Christian Dagenais, en collaboration avec l’ensemble des membres de l’équipe
Notre équipe a obtenu en avril 2009 une subvention d’équipe de recherche en « émergence » sur le transfert de connaissances (TC) dans le domaine social. Ce type de subvention sert à développer une programmation de recherche d’équipe qui pourrait faire l’objet d’une demande de subvention d’équipe en « fonctionnement ». Ces subventions permettent de soutenir les travaux de l’équipe de recherche pour une période de quatre ans et sont renouvelables. En d’autres mots, l’obtention de ce type de subvention vise à consolider l’infrastructure de recherche mise en place au cours de la période d’émergence des équipes.
La journée du 21 juin 2011 a servi à regrouper les points de vue des trois sous-groupes de participants qui composent l’équipe, en vue de préparer notre demande de financement au concours du Fonds de recherche du Québec – Société et Culture (FRQ-SC) de l’automne 2011. Cette équipe de recherche en partenariat constitue le premier regroupement transdisciplinaire québécois consacré à la recherche sur le TC dans les secteurs sociaux, éducatif, sociosanitaire et communautaire. Lors de cet événement, chacun des partenaires de l’équipe a partagé son expérience en lien avec le TC et les questions de recherche qu’il juge prioritaires. Sandra Nutley de l’Université d’Édimbourg, spécialiste du TC de réputation internationale, fut présidente d’honneur de cet événement. Ce sont les résultats de cette journée d’échanges qui sont aujourd’hui publiés dans cet ouvrage collectif.

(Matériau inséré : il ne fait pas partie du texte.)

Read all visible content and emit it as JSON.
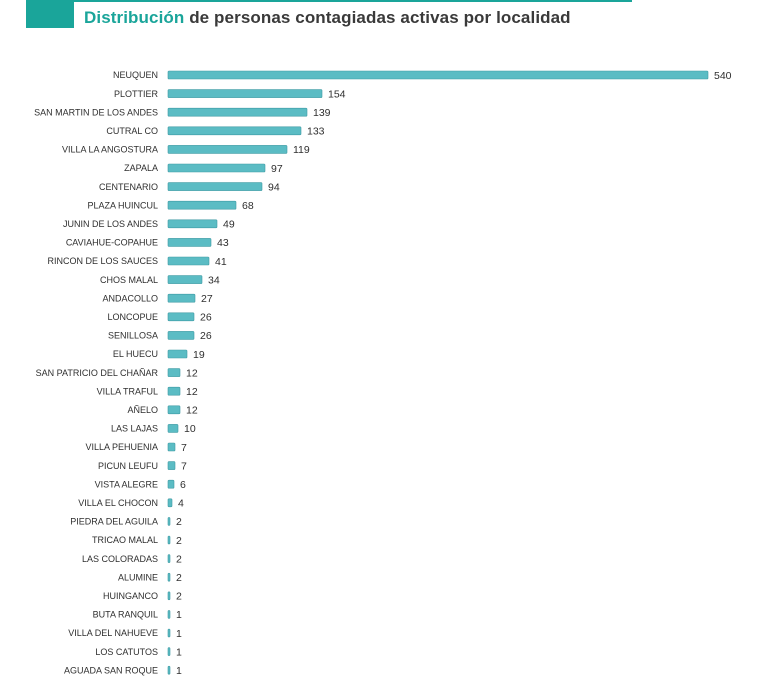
{
  "title": {
    "highlight": "Distribución",
    "rest": " de personas contagiadas activas por localidad"
  },
  "colors": {
    "accent": "#1aa59a",
    "bar": "#5bbcc4",
    "bar_edge": "#3e9aa3",
    "text": "#2f2f2f"
  },
  "chart_data": {
    "type": "bar",
    "orientation": "horizontal",
    "title": "Distribución de personas contagiadas activas por localidad",
    "xlabel": "",
    "ylabel": "",
    "grid": false,
    "legend": "none",
    "xlim": [
      0,
      540
    ],
    "categories": [
      "NEUQUEN",
      "PLOTTIER",
      "SAN MARTIN DE LOS ANDES",
      "CUTRAL CO",
      "VILLA LA ANGOSTURA",
      "ZAPALA",
      "CENTENARIO",
      "PLAZA HUINCUL",
      "JUNIN DE LOS ANDES",
      "CAVIAHUE-COPAHUE",
      "RINCON DE LOS SAUCES",
      "CHOS MALAL",
      "ANDACOLLO",
      "LONCOPUE",
      "SENILLOSA",
      "EL HUECU",
      "SAN PATRICIO DEL CHAÑAR",
      "VILLA TRAFUL",
      "AÑELO",
      "LAS LAJAS",
      "VILLA PEHUENIA",
      "PICUN LEUFU",
      "VISTA ALEGRE",
      "VILLA EL CHOCON",
      "PIEDRA DEL AGUILA",
      "TRICAO MALAL",
      "LAS COLORADAS",
      "ALUMINE",
      "HUINGANCO",
      "BUTA RANQUIL",
      "VILLA DEL NAHUEVE",
      "LOS CATUTOS",
      "AGUADA SAN ROQUE"
    ],
    "values": [
      540,
      154,
      139,
      133,
      119,
      97,
      94,
      68,
      49,
      43,
      41,
      34,
      27,
      26,
      26,
      19,
      12,
      12,
      12,
      10,
      7,
      7,
      6,
      4,
      2,
      2,
      2,
      2,
      2,
      1,
      1,
      1,
      1
    ]
  }
}
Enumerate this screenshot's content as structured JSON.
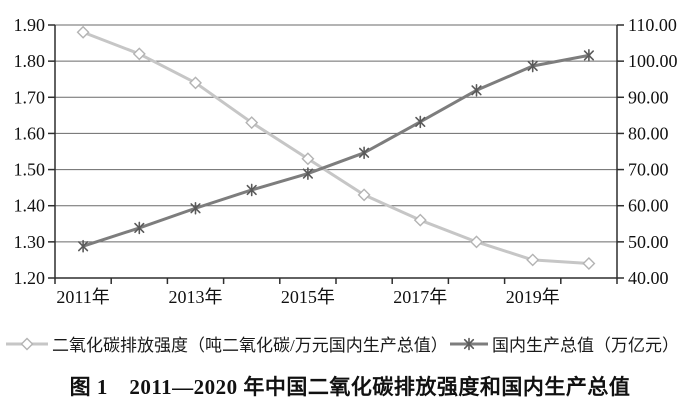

Notre équipe se donne comme objectifs principaux de produire des connaissances scientifiques dans le but d’améliorer la compréhension du TC et de permettre à ses partenaires d’adopter des stratégies de transfert plus efficaces pour soutenir la prise de décision et l’intervention dans leurs milieux respectifs.
Pertinence d’une équipe de recherche sur le TC
Les efforts pour rendre accessible la quantité phénoménale de nouvelles connaissances scientifiques produites ont pavé la voie au développement d’un domaine de recherche en pleine effervescence : le transfert des connaissances. Au cours des deux dernières décennies, ce domaine a connu une croissance impressionnante (Dagenais, Ridde, Laurendeau et Souffez, 2009). Ce développement rapide a donné lieu à un foisonnement de nouveaux termes pour le qualifier ainsi qu’à une certaine confusion. Notre équipe retient l’expression « transfert de connaissances » (TC), telle que définie dans le Plan d’action en matière de transfert de connaissances du Fonds de recherche québécois – société et culture : « Ensemble des efforts consentis pour contribuer à faire connaître et reconnaître les activités et les résultats de recherche en sciences sociales et humaines, en arts et en lettres en vue de leur utilisation par les milieux de pratique, les décideurs et le grand public, que la démarche soit interactive ou non » (FRQ-SC, 2011, p. 9).
Les travaux réalisés pendant la période « d’émergence » de notre équipe ont notamment permis de tisser des partenariats étroits avec neuf organisations activement impliquées dans des activités de TC. Ces liens se sont créés à partir d’une réflexion commune menée par les membres de l’équipe sur la pertinence sociale des activités de recherche sur le TC. Plusieurs constats ont émergé : 1) il existe au Québec plusieurs organismes très dynamiques qui mènent des activités de TC dans le domaine social et qui veulent mieux comprendre la portée de leurs activités et en améliorer l’efficacité ; 2) ces organismes n’ont pas toujours l’expertise et les ressources nécessaires pour évaluer scientifiquement leurs activités de TC et éprouvent des difficultés à mobiliser les chercheurs autour de ces questions ; 3) les chercheurs sur le TC ont, par leur objet même de recherche, la volonté que leurs travaux contribuent non seulement au développement de nouvelles connaissances scientifiques, mais aussi à l’amélioration des pratiques de TC et des stratégies mises en œuvre en ce sens. Une équipe de recherche en partenariat constitue de ce fait la meilleure configuration possible pour faciliter la rencontre entre les chercheurs sur le TC et les organismes impliqués dans des activités de TC.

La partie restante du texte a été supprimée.